By Sarah Jaquay
Once upon a time the English dubbed hops a “wicked weed.” There are days when Tom Hoenie, co-owner of Mankato Farms in New Carlisle, Ohio, might agree. “It’s incredibly labor intensive,” he says. “You have to be creative and stubborn.” Hoenie is both. He’s proficient at growing Cascade, Chinook and Columbus hops. Craft breweries from Akron’s Hoppin’ Frog to The Dayton Beer Company and Cincinnati’s Christian Moerlein are satisfied customers. Hoenie has tasted the results. “It’s especially good when a brewery wants a wet-hopped beer as MadTree Brewing does every year.” (Most beers are made with dry hops and there’s a short window after harvest when brewers can make beer with fresh or green hops.)
Dave Volkman, co-owner of Ohio Valley Hops, concurs that wet-hopped beers provide a singular experience. “Green hops gives it a juiciness—a grassiness [depending on the variety] and makes it more herbaceous.” Hoenie and Volkman are among Ohio’s pioneer commercial hop producers. Hoenie has three acres planted and Volkman has one. That may sound small, but Hoenie says it takes around $10,000 per acre to start growing hops and get them to market. Since one plant yields approximately one pound, Volkman’s 900 plants will produce 800-900 pounds. Neither operation could provide any brewery’s total supply, so they go after niche brewers who want to source locally. In 2015, Ohio had about 200 acres of hops planted.
Both of these successful growers believe demand will grow with the “craft agriculture” movement and explosion of craft breweries. Ohio Valley Hops currently grows 11 varieties including Cascade, Chinook, Columbus, Santiam and Perle. His customers have included Cincinnati’s Urban Artifact and Little Fish in Athens. And while Pacific Northwest producers often beat him on price, they can’t beat him on providing fresh hops for local brewers.

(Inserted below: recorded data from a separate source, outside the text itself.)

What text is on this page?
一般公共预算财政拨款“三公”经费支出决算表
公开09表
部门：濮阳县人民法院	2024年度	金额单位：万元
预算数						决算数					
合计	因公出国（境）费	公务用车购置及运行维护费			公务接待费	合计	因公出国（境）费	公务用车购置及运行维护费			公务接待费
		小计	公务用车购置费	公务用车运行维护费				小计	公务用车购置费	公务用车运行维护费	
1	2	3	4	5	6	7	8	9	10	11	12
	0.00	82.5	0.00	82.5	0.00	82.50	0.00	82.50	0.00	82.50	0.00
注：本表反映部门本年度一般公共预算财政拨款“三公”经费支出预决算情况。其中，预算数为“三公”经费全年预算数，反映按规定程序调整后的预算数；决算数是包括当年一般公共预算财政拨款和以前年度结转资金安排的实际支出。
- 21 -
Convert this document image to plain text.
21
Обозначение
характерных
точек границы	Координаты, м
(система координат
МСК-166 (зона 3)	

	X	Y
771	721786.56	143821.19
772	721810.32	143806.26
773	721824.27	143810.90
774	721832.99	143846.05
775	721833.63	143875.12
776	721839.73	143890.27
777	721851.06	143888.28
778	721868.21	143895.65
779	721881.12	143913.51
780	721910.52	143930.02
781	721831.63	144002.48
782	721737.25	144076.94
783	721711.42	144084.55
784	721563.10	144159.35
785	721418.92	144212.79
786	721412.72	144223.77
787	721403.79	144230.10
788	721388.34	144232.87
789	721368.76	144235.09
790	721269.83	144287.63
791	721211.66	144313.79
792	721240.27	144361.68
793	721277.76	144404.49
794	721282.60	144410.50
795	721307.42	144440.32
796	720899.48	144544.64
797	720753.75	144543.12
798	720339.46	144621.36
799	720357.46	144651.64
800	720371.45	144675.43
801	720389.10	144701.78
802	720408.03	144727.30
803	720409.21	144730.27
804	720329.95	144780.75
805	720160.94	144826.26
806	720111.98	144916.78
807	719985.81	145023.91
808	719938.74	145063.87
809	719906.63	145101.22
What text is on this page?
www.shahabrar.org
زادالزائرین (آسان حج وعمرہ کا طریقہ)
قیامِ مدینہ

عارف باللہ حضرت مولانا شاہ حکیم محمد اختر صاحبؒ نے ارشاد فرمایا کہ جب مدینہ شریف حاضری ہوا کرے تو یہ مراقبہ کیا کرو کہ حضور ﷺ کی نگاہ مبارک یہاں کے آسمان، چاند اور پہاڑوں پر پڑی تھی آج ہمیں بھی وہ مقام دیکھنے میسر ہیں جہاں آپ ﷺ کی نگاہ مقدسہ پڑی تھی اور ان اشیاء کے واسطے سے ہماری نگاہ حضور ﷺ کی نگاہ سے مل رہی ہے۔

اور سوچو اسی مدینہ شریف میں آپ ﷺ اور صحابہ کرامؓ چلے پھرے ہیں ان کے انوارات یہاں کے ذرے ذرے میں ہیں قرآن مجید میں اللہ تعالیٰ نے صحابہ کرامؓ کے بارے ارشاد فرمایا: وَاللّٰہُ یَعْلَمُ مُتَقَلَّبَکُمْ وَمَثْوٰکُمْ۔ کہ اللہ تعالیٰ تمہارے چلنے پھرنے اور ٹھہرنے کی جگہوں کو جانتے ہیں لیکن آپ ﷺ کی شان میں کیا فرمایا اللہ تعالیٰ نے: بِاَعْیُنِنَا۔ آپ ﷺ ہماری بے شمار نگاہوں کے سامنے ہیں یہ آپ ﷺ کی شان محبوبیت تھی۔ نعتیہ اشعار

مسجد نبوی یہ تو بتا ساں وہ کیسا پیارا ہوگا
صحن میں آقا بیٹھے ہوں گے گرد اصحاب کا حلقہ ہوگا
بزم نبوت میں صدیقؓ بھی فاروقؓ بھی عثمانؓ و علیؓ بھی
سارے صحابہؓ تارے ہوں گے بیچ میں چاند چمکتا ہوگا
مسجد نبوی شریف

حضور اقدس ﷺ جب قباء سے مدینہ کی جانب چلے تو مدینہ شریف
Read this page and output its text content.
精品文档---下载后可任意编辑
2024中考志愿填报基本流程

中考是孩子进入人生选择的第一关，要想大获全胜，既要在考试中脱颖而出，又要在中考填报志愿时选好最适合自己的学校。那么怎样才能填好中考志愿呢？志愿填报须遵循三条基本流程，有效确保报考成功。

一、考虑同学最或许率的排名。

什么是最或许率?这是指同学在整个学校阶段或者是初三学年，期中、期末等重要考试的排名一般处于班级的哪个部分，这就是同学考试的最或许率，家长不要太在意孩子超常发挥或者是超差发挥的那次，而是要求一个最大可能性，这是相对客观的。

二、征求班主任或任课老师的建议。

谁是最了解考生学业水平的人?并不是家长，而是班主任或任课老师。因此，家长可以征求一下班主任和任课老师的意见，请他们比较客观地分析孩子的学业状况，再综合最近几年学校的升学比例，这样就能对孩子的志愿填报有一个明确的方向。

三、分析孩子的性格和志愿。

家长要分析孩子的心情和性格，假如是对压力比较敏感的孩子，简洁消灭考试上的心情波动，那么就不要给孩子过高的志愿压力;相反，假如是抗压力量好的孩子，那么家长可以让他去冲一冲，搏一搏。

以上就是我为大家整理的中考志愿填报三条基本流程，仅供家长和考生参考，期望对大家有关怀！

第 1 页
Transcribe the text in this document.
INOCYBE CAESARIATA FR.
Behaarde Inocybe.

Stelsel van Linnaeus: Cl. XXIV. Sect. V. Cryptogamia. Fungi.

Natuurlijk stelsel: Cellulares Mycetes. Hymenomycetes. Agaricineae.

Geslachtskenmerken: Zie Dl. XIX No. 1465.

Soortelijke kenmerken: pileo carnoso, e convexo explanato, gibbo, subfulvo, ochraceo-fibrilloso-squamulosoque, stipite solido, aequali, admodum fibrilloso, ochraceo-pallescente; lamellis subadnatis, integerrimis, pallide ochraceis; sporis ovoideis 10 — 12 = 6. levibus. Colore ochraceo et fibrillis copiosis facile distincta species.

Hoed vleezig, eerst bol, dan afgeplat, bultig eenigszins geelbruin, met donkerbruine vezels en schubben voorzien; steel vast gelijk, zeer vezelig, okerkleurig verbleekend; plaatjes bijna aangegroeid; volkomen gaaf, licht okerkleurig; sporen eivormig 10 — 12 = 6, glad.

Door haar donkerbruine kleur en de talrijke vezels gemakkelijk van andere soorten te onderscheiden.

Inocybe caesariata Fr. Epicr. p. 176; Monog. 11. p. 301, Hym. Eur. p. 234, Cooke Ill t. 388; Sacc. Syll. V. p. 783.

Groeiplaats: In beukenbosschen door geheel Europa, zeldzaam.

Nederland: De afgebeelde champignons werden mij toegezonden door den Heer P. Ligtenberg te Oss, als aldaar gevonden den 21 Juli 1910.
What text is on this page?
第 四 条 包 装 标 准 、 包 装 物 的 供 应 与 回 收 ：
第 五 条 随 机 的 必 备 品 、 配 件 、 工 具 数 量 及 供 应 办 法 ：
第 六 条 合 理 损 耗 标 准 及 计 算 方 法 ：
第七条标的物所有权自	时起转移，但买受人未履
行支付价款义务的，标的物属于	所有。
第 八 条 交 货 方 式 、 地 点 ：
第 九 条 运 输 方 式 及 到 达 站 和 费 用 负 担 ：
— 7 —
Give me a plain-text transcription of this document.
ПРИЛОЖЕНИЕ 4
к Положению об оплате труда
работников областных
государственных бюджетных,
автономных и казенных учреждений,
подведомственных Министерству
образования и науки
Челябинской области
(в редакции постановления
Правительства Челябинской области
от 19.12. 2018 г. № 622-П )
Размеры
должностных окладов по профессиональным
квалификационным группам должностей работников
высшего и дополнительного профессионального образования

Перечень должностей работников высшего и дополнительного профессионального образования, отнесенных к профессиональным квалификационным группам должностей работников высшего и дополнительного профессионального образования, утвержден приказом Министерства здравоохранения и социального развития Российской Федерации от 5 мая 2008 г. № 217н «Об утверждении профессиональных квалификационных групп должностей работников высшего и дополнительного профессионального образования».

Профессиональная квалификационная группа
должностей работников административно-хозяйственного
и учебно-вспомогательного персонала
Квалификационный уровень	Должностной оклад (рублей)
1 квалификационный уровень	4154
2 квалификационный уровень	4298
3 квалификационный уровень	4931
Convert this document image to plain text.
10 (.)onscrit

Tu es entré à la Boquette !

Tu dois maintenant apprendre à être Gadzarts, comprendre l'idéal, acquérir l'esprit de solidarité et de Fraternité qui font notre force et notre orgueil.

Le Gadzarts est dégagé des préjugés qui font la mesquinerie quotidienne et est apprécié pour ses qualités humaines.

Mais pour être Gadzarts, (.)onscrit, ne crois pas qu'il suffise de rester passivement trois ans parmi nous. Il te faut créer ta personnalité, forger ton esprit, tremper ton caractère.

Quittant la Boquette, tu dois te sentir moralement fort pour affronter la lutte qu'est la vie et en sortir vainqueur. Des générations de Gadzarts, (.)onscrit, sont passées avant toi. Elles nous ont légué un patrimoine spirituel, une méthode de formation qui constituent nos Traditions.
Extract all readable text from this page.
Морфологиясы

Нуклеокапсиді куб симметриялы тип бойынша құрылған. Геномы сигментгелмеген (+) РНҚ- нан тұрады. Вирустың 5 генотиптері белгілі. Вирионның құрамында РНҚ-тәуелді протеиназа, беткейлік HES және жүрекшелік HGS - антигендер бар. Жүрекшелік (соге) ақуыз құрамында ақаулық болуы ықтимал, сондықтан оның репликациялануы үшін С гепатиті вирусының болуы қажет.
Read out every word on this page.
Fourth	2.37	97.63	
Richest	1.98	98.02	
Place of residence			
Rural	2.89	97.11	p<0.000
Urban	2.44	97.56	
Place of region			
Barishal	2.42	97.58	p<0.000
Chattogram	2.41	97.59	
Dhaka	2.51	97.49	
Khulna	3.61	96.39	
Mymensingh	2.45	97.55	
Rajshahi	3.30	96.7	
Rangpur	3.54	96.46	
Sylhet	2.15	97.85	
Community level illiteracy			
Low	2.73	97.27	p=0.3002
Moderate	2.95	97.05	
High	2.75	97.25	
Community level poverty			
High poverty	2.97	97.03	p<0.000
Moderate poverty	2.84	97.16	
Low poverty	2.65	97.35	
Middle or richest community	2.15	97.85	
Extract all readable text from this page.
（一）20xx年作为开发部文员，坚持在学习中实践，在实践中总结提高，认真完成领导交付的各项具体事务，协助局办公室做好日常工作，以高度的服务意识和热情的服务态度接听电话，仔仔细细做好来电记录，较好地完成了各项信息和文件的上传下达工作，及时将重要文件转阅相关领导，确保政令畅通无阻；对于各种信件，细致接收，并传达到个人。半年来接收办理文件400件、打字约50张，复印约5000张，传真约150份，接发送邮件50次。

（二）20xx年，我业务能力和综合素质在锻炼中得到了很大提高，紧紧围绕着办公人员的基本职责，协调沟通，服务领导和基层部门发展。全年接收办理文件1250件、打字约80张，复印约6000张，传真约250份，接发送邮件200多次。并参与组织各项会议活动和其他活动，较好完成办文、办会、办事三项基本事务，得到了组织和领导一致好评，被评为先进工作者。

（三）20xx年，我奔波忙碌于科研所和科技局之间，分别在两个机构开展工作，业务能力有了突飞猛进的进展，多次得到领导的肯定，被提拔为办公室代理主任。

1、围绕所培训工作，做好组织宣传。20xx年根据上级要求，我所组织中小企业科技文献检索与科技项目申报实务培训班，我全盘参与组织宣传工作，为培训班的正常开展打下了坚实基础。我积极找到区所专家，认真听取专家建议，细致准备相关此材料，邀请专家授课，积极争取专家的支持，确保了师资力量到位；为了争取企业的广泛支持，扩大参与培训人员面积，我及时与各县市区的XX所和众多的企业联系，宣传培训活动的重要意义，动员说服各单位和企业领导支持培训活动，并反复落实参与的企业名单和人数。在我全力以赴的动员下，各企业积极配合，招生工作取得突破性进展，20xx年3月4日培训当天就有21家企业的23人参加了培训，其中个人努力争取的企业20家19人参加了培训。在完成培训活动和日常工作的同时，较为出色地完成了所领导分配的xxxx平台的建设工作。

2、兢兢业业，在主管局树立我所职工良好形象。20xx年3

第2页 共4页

Buckeye residents considering growing hops can get advice from OSU’s Ohio Agricultural Research and Development Center’s Horticulturalist Brad Bergefurd. Experienced growers are happy to share their knowledge; but Hoenie and Volkman want new entrants to think about the process beyond growing. It’s important to have access to a mechanical harvester (such as Volkman’s that’s attached to a tractor); a way to dry or cure the hops and a pelletizer to turn the dried plants into pellets ready for sale. Besides a mechanical picker, Hoenie has an oast house (or hop kiln) that dries hops in about 24 hours and a pelletizer.
While Hoenie and Volkman don’t employ lots of extra manual labor at harvest time (which can run from August to mid-September depending on the variety), they lease out their equipment when they’re not using it. Hoenie tells recruits, “I’ll pay you in beer and sunsets,” and Volkman suggests producers who pick by hand should buy lots of pizza and beer.
Another support system for Ohio’s budding hop culture is the Ohio Hop Growers Guild. It has about 60 members and its mission is to grow, educate and increase sales for the state’s hop growers. There appears to be plenty of room. OSU estimates there’s demand for about 6,000 acres.
There are several theories about why hops was once called the “wicked weed,” including anti-Saxon sentiment. Ohio hop growers just know it’s a crop poised for wicked growth.